Today’s Scottish secession vote takes a 300-year-old issue and covers it with 21st century journalism. There’s hardly any angle that hasn’t been talked to death. Surprisingly, I’ve found something of major importance leading up to the vote that isn’t being discussed anywhere. The commercial traders in the Commodity Futures Trading Commission’s weekly Commitment of Traders report are making a clear point that they collectively feel that the currency markets are about to tighten, rather than continuing to widen as they have for the last month or so.
Since mid-May, we’ve seen declines in the Euro currency and British Pound of 8% and 6.5% respectively. Meanwhile, the US Dollar Index has rallied more than 7%. Commercial traders have decisive positions against this movement in all three markets. We’ve posted the three currency charts with their collective declines as well as the size of the commercial trader bets being placed. We’ve seen buying in the Euro and Pound in 8 out of the last 10 weeks and 11 out of the last 13 weeks respectively while the US Dollar has been sold in 9 out of the last 10 weeks.

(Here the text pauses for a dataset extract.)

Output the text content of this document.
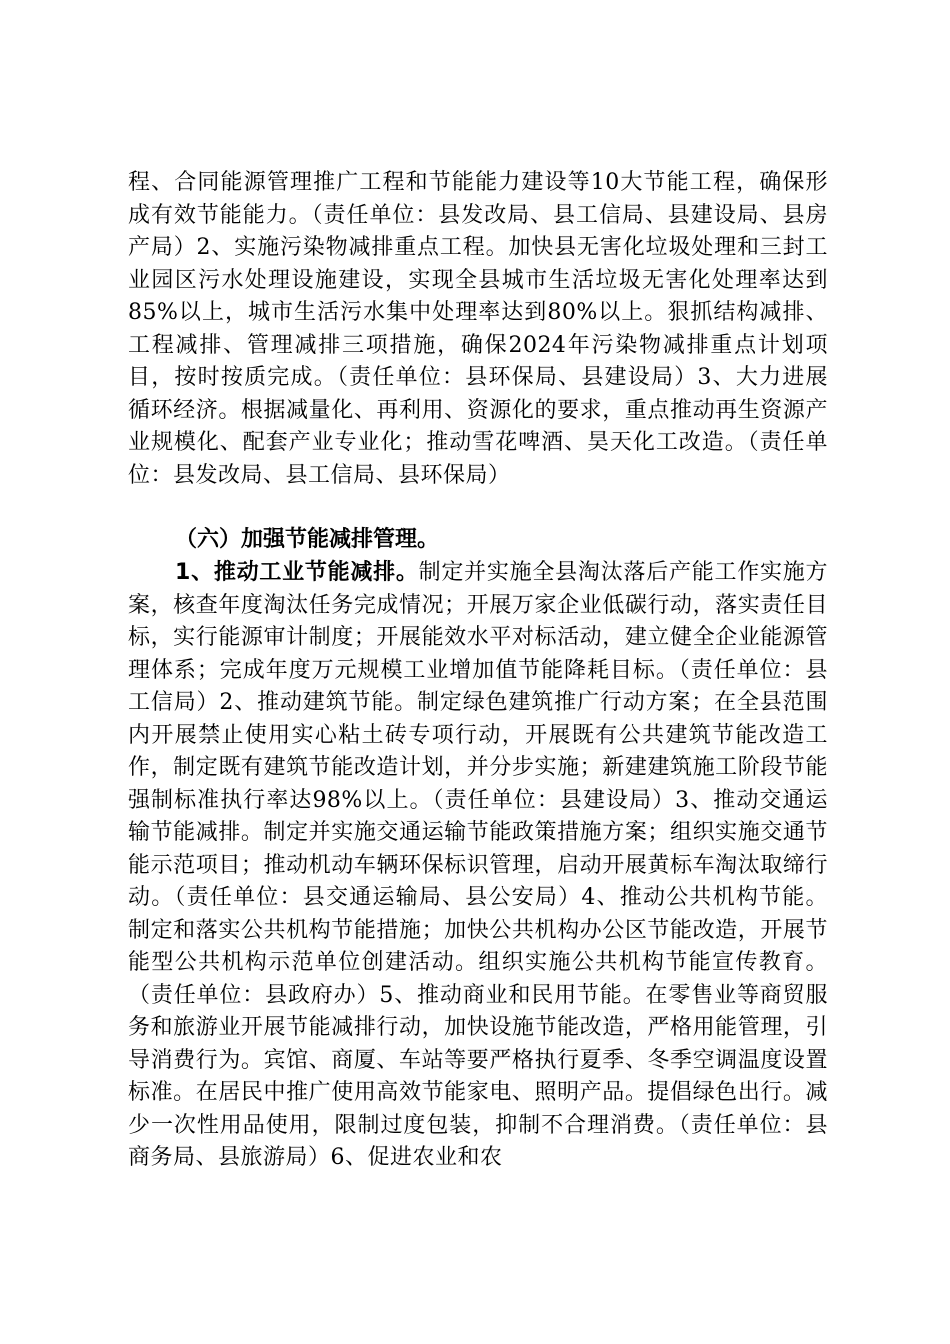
程、合同能源管理推广工程和节能能力建设等10大节能工程，确保形成有效节能能力。（责任单位：县发改局、县工信局、县建设局、县房产局）2、实施污染物减排重点工程。加快县无害化垃圾处理和三封工业园区污水处理设施建设，实现全县城市生活垃圾无害化处理率达到85%以上，城市生活污水集中处理率达到80%以上。狠抓结构减排、工程减排、管理减排三项措施，确保2024年污染物减排重点计划项目，按时按质完成。（责任单位：县环保局、县建设局）3、大力进展循环经济。根据减量化、再利用、资源化的要求，重点推动再生资源产业规模化、配套产业专业化；推动雪花啤酒、昊天化工改造。（责任单位：县发改局、县工信局、县环保局）

（六）加强节能减排管理。

1、推动工业节能减排。制定并实施全县淘汰落后产能工作实施方案，核查年度淘汰任务完成情况；开展万家企业低碳行动，落实责任目标，实行能源审计制度；开展能效水平对标活动，建立健全企业能源管理体系；完成年度万元规模工业增加值节能降耗目标。（责任单位：县工信局）2、推动建筑节能。制定绿色建筑推广行动方案；在全县范围内开展禁止使用实心粘土砖专项行动，开展既有公共建筑节能改造工作，制定既有建筑节能改造计划，并分步实施；新建建筑施工阶段节能强制标准执行率达98%以上。（责任单位：县建设局）3、推动交通运输节能减排。制定并实施交通运输节能政策措施方案；组织实施交通节能示范项目；推动机动车辆环保标识管理，启动开展黄标车淘汰取缔行动。（责任单位：县交通运输局、县公安局）4、推动公共机构节能。制定和落实公共机构节能措施；加快公共机构办公区节能改造，开展节能型公共机构示范单位创建活动。组织实施公共机构节能宣传教育。（责任单位：县政府办）5、推动商业和民用节能。在零售业等商贸服务和旅游业开展节能减排行动，加快设施节能改造，严格用能管理，引导消费行为。宾馆、商厦、车站等要严格执行夏季、冬季空调温度设置标准。在居民中推广使用高效节能家电、照明产品。提倡绿色出行。减少一次性用品使用，限制过度包装，抑制不合理消费。（责任单位：县商务局、县旅游局）6、促进农业和农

The size of the commercial trader position is worth noting as well. Commercial traders in the Euro currency are the most bullish they’ve been since June of 2012 while the British Pound is the most bullish since last November and was trading near the current level. Meanwhile, the US Dollar Index is showing the most bearish commercial trader position since June of last year. There are two points to be made here. First of all, the net commercial trader positions are clearly at odds with the recent market movement. Secondly, the size of their positions while rapidly increasing, are still mid range in historical terms. Therefore, the commercial traders still have the potential to add to their growing positions considerably.
One last point to address before heading into the final analysis is that a good part of the recent currency moves are also tied to the European Union’s new form of Quantitative Easing and the interest rate differentials this created between the currency cross pairs. We were fortunate to have been ahead of the curve on this one when we published, “Hand Quantitative Easing to Germany.” We clearly state the intentions of the Mario Draghi led ECB along with the advantages this proposal provides to the U.S. Dollar. “Currently, the process has come full circle and now that the stock market is at all-time highs, it appears that the hot potato balancing act between stimulus and inflation is being handed off to Germany. This is probably not a good sign.” If you haven’t read the previous piece in its entirety, I highly suggest doing so as background information for today’s trade.
The trade setup is actually very simple. Think of it simply as, “buy the rumor, sell the fact.” Given the recent consolidation in these currency markets, I fully expect them to add another extension to their current move. However, I expect this to be short-lived and highly volatile. Small traders and index traders will quickly find that their anxiousness to push the Dollar higher and the Pound and Euro lower will be met by commercial traders willing to take the other side at each tick. The technical pattern for what is developing looks like its going to be a spike and ledge. This is characterized by consolidation near an extreme price level followed by a large and failing extension. Once the market moves back through its consolidation, the stop orders begin to get hit and speculators begin to exit the market.
This week’s piece is short but timely. Once again, I highly suggest looking at the charts and reading the German QE piece from a couple weeks ago. Most importantly, if you’ve been riding the recent currency moves, lock in some profit. The commercial traders do an excellent job of trapping the small speculators and index traders at market extremes. We’ve illustrated this several times. Most recently in July when we saw the metals attempting to rally and we said it wouldn’t continue in, “False Breakout in Gold and Silver.” Don’t let yourself get caught.